Third, biologists are generally agreed that the human hand, the vocal organs and the cerebral cortex have developed possibilities far beyond present realization. Their possibilities are as yet unknown. The capacity of the cortex appears to be infinite with only a small portion reduced to law and order. If we can so confidently assert unlimited capacity of these physical structures, then any lesser conception of mind is, indeed, an untenable one. It does not yet appear what we shall be, but there is a general agreement that the immediate path of evolution will be spiritual rather than physical. And if spiritual, it can only go on in the free portion of mind, in those parts not yet harnessed to matter and frozen into laws and habits. Of course there is universal agreement that the mind should be mechanized to the extent of the needs of common life, of routine business, of the alphabets of learning and of the elements of culture, but anything beyond these points is inimical not only to individual development, but to racial evolution.
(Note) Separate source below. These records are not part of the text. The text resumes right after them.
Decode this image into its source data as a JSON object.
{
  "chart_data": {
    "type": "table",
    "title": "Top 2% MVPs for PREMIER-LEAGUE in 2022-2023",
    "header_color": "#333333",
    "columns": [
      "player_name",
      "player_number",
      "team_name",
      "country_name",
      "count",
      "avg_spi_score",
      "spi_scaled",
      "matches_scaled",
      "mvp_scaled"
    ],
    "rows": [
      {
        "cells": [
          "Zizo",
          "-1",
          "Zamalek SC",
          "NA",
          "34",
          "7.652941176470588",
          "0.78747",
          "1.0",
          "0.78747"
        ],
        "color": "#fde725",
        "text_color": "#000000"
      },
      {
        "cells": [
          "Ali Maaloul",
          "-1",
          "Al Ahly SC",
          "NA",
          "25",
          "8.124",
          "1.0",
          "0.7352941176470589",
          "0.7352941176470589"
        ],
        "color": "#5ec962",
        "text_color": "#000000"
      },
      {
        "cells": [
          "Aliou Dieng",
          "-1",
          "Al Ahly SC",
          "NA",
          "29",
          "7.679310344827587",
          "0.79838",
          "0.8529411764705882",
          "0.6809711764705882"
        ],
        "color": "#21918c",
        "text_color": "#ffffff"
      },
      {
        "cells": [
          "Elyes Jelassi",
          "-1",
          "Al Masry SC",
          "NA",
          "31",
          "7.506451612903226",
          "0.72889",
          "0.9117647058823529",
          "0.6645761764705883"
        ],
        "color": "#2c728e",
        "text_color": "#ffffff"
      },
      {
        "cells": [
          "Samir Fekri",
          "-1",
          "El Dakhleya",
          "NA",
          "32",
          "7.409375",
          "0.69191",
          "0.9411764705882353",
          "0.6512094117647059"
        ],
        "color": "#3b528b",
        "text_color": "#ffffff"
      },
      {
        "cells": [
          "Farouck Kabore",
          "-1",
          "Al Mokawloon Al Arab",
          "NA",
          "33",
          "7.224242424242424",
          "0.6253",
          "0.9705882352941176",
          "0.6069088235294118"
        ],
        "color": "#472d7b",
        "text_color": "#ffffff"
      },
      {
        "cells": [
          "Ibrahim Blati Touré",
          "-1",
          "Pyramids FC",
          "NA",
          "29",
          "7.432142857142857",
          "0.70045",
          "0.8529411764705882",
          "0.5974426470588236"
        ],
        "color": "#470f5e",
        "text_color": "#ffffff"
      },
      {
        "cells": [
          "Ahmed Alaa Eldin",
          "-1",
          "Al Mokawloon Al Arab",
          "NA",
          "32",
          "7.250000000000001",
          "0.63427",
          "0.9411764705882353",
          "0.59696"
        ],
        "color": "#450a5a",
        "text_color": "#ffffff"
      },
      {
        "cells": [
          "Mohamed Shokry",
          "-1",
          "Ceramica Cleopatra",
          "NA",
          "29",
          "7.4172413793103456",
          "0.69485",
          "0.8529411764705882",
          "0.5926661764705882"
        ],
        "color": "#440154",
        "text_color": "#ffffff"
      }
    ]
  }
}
While, on the other hand, influences that tend to check mechanization and to incline the mind to grapple with the ideal, the novel, the realities rather than the formalities of life prolong the possibilities of spiritual development. Humor and play are two such influences, with the honors in favor of humor. It stands guard at the dividing line between free and mechanized mind, and like play, it keeps the individual young, projects the best of youth into adult life, sets metes and bounds to "docility" and prevents the mental life of the race from hardening into instinctive and hereditary forms of action. It saves to the world its geniuses and saves the individual from the blighting influence of commercial and utilitarian ideals,

  1. Shaler, N. S., "The Measure of Greatness," Atlantic Monthly, December, 1900, p. 751.